Why was my mother and her 7 siblings not taken? Their Mother was a white woman, and no government was ever going to remove well fed loved children from a white woman. That cruelty was reserved for the blacks. The darkies.

So from that day on, to save his children from being removed and placed in the care of welfare my Grandfather had to disown his own family. From that day on my Mother and her siblings were told they must never ever mention they were Aboriginal. If anyone asked about the colour of their skin or where they were from they were to say they were Italian or any other race. Anything but Aboriginal.

This taught my Mother to be so ashamed and fearful of who she was. Mum told me she once had a friend joining her at home for lunch on a school day ask who that the black man she saw outside her house? Mum was ashamed to tell her and instead said he was the gardner. To this very day Mum is wracked with guilt that she erased her fathers identity out of shame and fear her friend would find out she was Aboriginal.

It didn’t matter. The friend realised it was Mums Dad and as soon as they got back to school she stood on the top steps of Perth Girls high school and screamed at the top of her lungs “Jenny Williams is a BOONG!”

Years passed and my mother met and married my Dad. They had five children. I am the youngest surviving child. When I was three we moved across to Canberra. Far away from family and kin.

When I grew up we never spoke of who we were. My mother was too ashamed to tell us. It was only when I was seven and a group of Aboriginal performers came to our school that I found out who I was. After they performed I rushed up to them and hugged them. There was something so familiar about them. I didn’t know what it was. I’d never met them but I knew that I ‘knew’ them. The teachers quickly ushered me back to class.

When I got home that day I excitedly told my Mum what had happened. I wanted to know who these men were and why I felt so excited to see them and felt like I knew them. It was as though I was seeing someone I’d missed for a very long time finally come back into my life.

That’s when she told me who I was. These men were Aboriginal men and I, like her was also Aboriginal. I was too young at the time to understand the enormity of what had happened but I knew in my heart that I belonged to them, though it was as long time before I could find out more. My Mother was still too ashamed to speak of it.
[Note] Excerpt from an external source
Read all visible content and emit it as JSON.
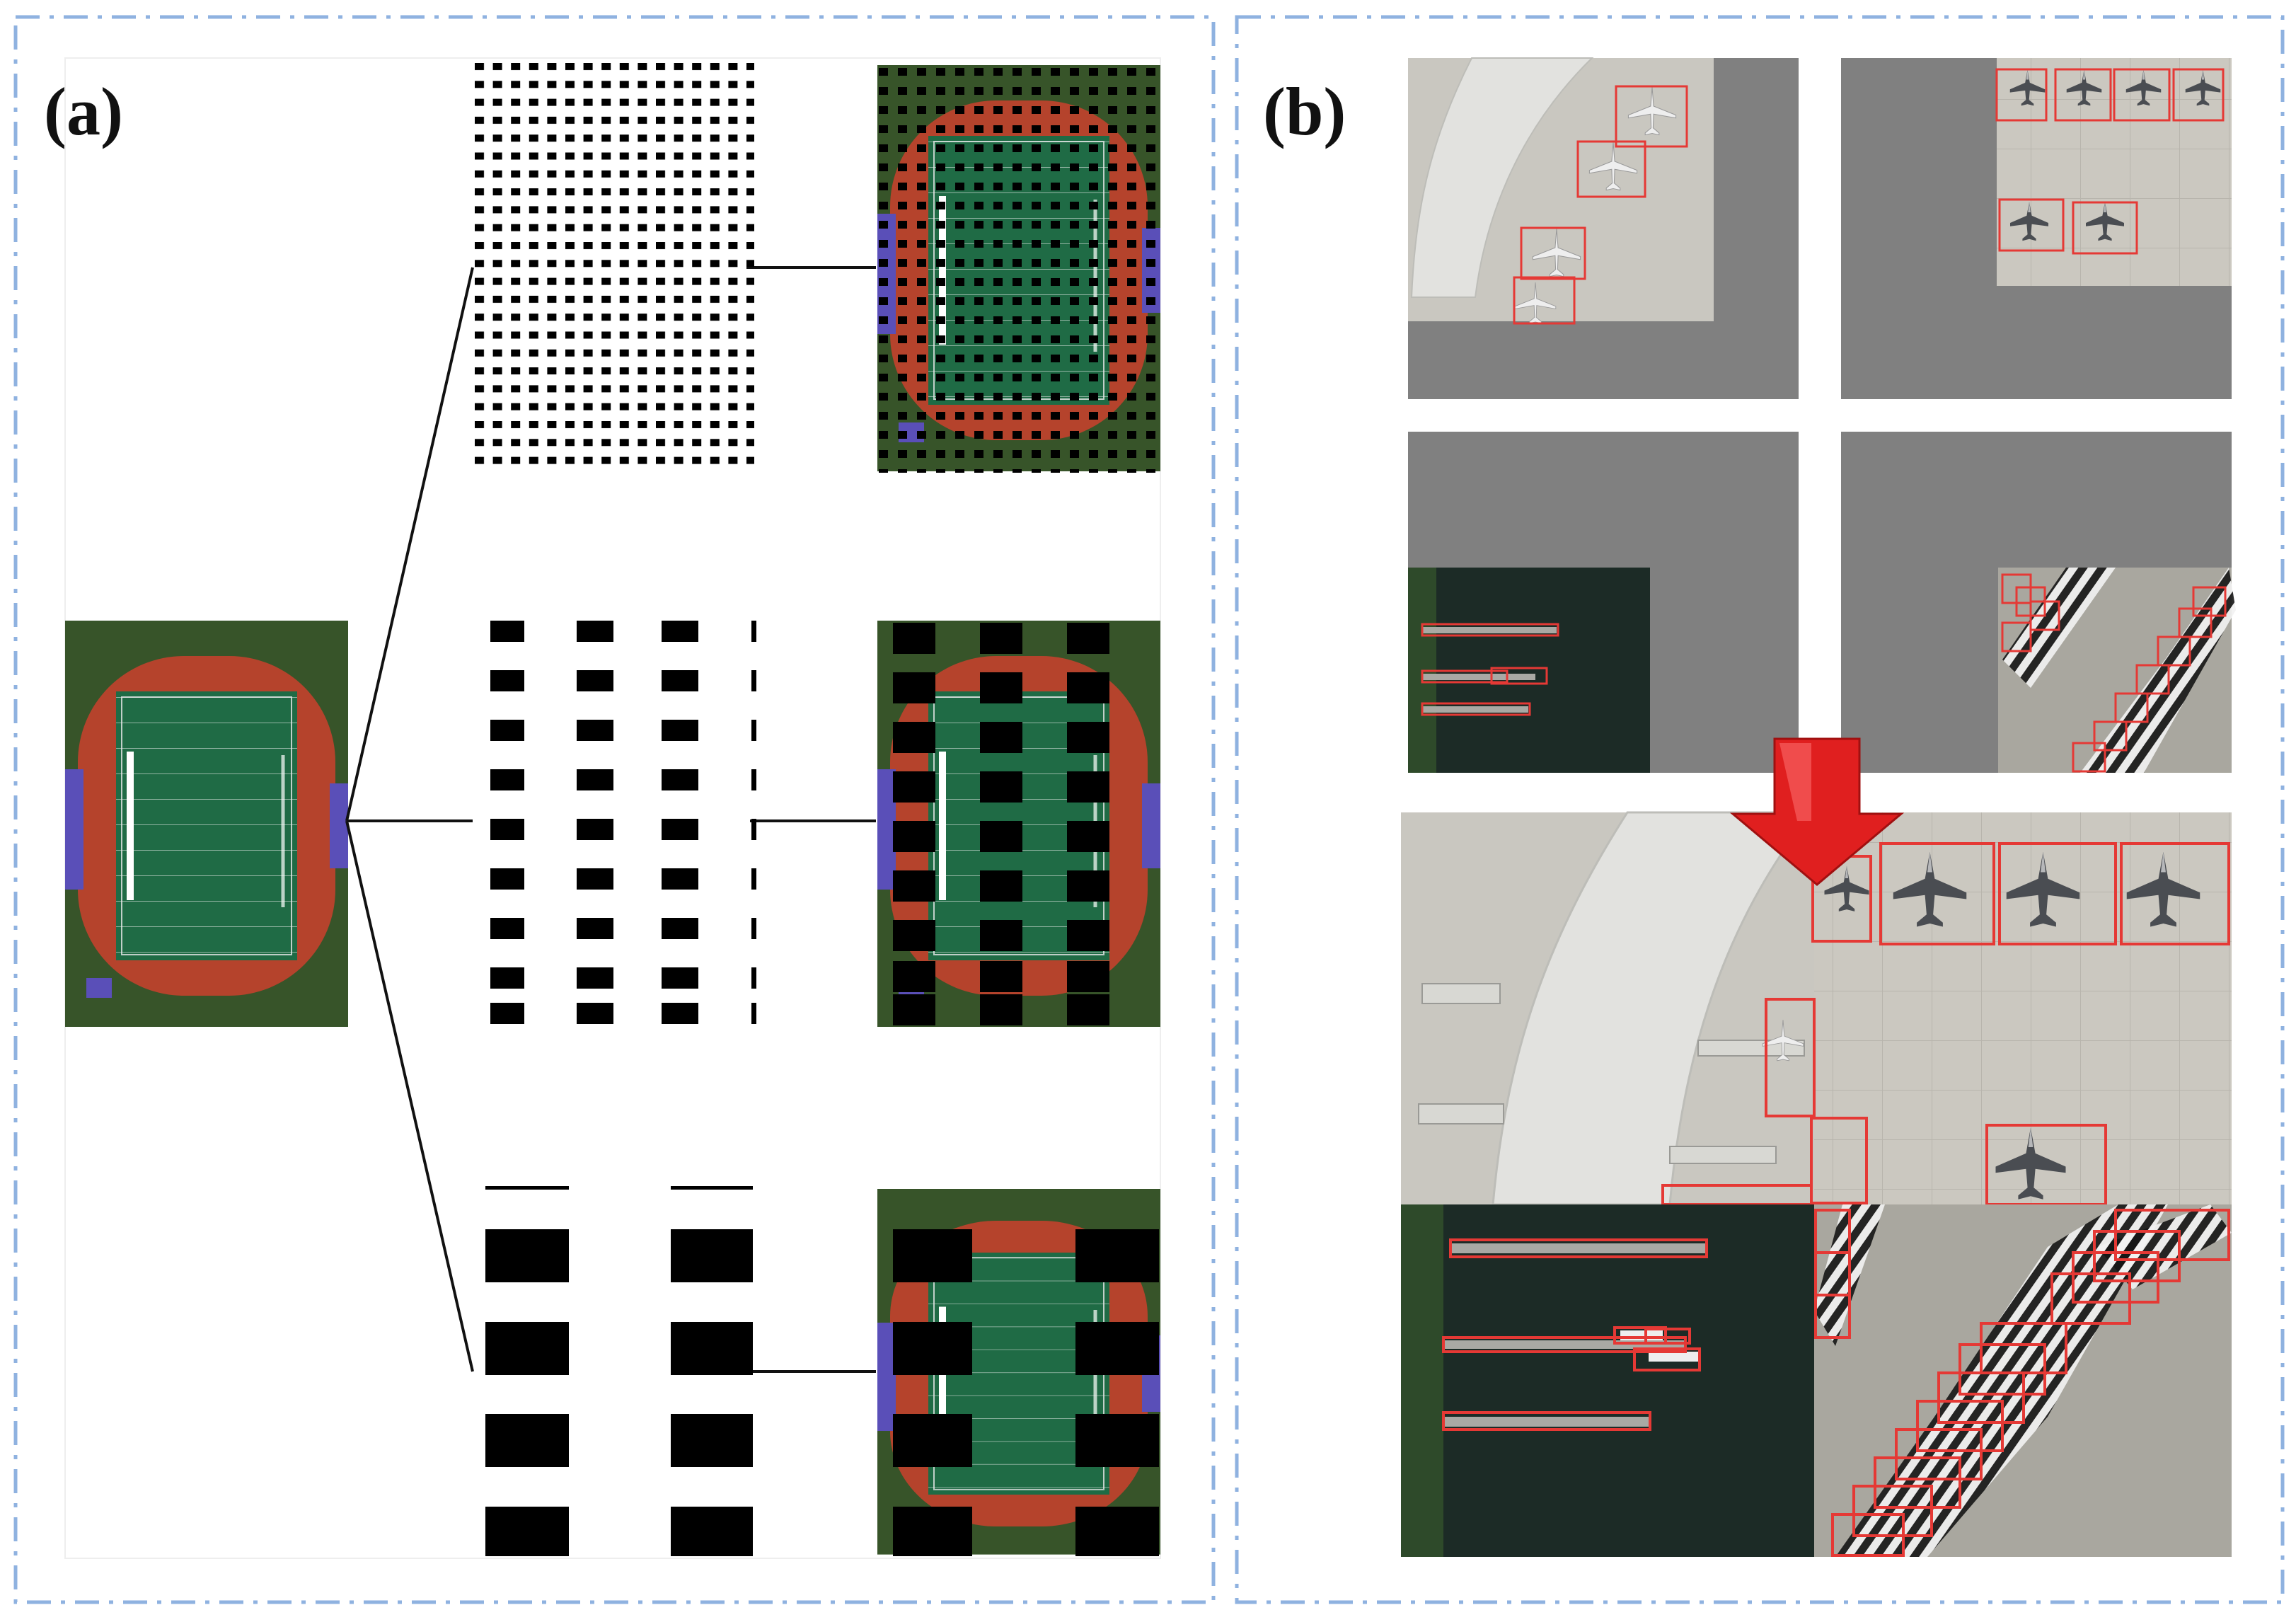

When I was older, about 12, we moved across the country back to our homeland in WA and I got to spend time with all of my Aunts and Uncles and Cousins. One of my Uncles is a very respected Elder in the Aboriginal community. He was a lot older than my Mother and left home when she was still young so was able to learn our ways and traditions.

Uncle helped me understand who I was. He taught me the ways and the meanings of our people. He spoke to me about ancient traditions passed down from elders before. Things my mother was never able to learn or speak of.

My uncle taught me not to be afraid who I was and to nurture and accept the spiritual gifts I was given. He taught me of the Dreamtime and the Dreaming. He altered my life’s course forever. Back to the path it should always have been on.

This story has many other chapters but I will leave those for another time.

My reason for sharing all of this is to help people understand what is lost when we erase culture and tradition from our First Nations people. It’s so much more than people realise. My Mother still lives in shame. She will die never fully being able to be who she is.

Had it not been for my uncle I would not have nurtured my gifts which have helped hundreds of people and continue to do so.

I needed to share the back story so people would understand this movement is so much more than stopping name calling.

I like so many others am exhausted from the fight. We’re fierce but we’re tired. We need to hand over the baton for a bit and without other people standing up there’s no one to hand that baton to.

For those of who you understand or want to learn more. I thank you. My people thank you. There is so much work to do.

Thank you for fighting for us and with us.

🖤💛❤️

Dedicated to my Mother who gave me life and kept her head up despite the pain. And to Uncle, who taught me how to find the way back home.